🤖 AI Summary
This study uncovers a novel inference-based privacy risk: large language models (LLMs) can implicitly infer users’ sensitive attributes from ordinary text. To investigate user perception biases and mitigation efficacy, we conducted a mixed-methods survey (N=217) and controlled comparative experiments evaluating textual rewriting strategies. Results reveal that users consistently underestimate LLMs’ inference capabilities; semantic interventions—such as abstraction and ambiguity introduction—significantly outperform conventional paraphrasing. Human-authored de-identification succeeded in only 28% of cases—marginally better than Rescriber but markedly inferior to ChatGPT-generated anonymized text. Our core contribution is the first systematic characterization of privacy-preserving behavioral patterns “in-the-loop” under inference threats, establishing a risk-aware, interactive privacy-enhancement design paradigm for human–LLM collaboration.
📝 Abstract
Large Language Models (LLMs) such as ChatGPT can infer personal attributes from seemingly innocuous text, raising privacy risks beyond memorized data leakage.
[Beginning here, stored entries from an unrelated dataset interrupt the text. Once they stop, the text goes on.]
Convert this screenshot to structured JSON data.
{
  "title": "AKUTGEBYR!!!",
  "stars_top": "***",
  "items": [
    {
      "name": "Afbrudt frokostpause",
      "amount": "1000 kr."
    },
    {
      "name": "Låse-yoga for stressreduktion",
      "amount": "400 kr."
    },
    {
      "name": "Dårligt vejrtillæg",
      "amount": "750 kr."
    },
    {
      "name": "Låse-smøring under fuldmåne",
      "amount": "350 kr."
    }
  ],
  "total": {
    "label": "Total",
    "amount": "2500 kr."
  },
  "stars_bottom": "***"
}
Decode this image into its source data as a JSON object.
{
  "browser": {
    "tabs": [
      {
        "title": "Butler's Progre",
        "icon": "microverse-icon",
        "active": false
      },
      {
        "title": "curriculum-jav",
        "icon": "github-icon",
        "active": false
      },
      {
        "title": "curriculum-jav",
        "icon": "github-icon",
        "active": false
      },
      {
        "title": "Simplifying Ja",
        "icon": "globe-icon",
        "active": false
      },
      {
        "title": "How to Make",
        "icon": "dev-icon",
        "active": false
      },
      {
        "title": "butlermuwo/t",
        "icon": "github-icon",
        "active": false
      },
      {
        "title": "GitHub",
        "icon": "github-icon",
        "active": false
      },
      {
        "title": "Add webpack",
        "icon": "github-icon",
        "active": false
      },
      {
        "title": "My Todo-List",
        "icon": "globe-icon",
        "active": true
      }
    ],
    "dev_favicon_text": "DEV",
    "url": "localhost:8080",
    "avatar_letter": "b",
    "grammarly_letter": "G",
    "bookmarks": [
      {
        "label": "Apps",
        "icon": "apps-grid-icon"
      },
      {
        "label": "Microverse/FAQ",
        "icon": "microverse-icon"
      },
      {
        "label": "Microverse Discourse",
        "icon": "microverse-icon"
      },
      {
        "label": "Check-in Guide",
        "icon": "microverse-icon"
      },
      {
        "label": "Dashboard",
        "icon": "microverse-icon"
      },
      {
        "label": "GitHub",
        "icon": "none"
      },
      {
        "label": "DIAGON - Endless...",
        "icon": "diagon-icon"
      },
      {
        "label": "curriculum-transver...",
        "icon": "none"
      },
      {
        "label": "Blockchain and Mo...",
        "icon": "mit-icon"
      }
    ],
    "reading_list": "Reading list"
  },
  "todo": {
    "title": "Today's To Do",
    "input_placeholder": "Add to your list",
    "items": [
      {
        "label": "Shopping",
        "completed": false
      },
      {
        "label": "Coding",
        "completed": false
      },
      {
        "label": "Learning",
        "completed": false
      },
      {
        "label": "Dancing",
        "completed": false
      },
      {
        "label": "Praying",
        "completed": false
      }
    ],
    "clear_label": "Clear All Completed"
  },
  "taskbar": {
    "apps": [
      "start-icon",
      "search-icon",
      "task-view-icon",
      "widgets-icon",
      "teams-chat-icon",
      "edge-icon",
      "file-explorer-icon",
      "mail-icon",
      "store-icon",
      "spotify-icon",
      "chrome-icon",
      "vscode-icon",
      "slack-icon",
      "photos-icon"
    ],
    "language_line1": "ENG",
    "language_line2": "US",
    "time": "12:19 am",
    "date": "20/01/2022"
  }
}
While prior work has demonstrated these risks, little is known about how users estimate and respond. We conducted a survey with 240 U.S. participants who judged text snippets for inference risks, reported concern levels, and attempted rewrites to block inference. We compared their rewrites with those generated by ChatGPT and Rescriber, a state-of-the-art sanitization tool. Results show that participants struggled to anticipate inference, performing a little better than chance. User rewrites were effective in just 28% of cases - better than Rescriber but worse than ChatGPT. We examined our participants' rewriting strategies, and observed that while paraphrasing was the most common strategy it is also the least effective; instead abstraction and adding ambiguity were more successful. Our work highlights the importance of inference-aware design in LLM interactions.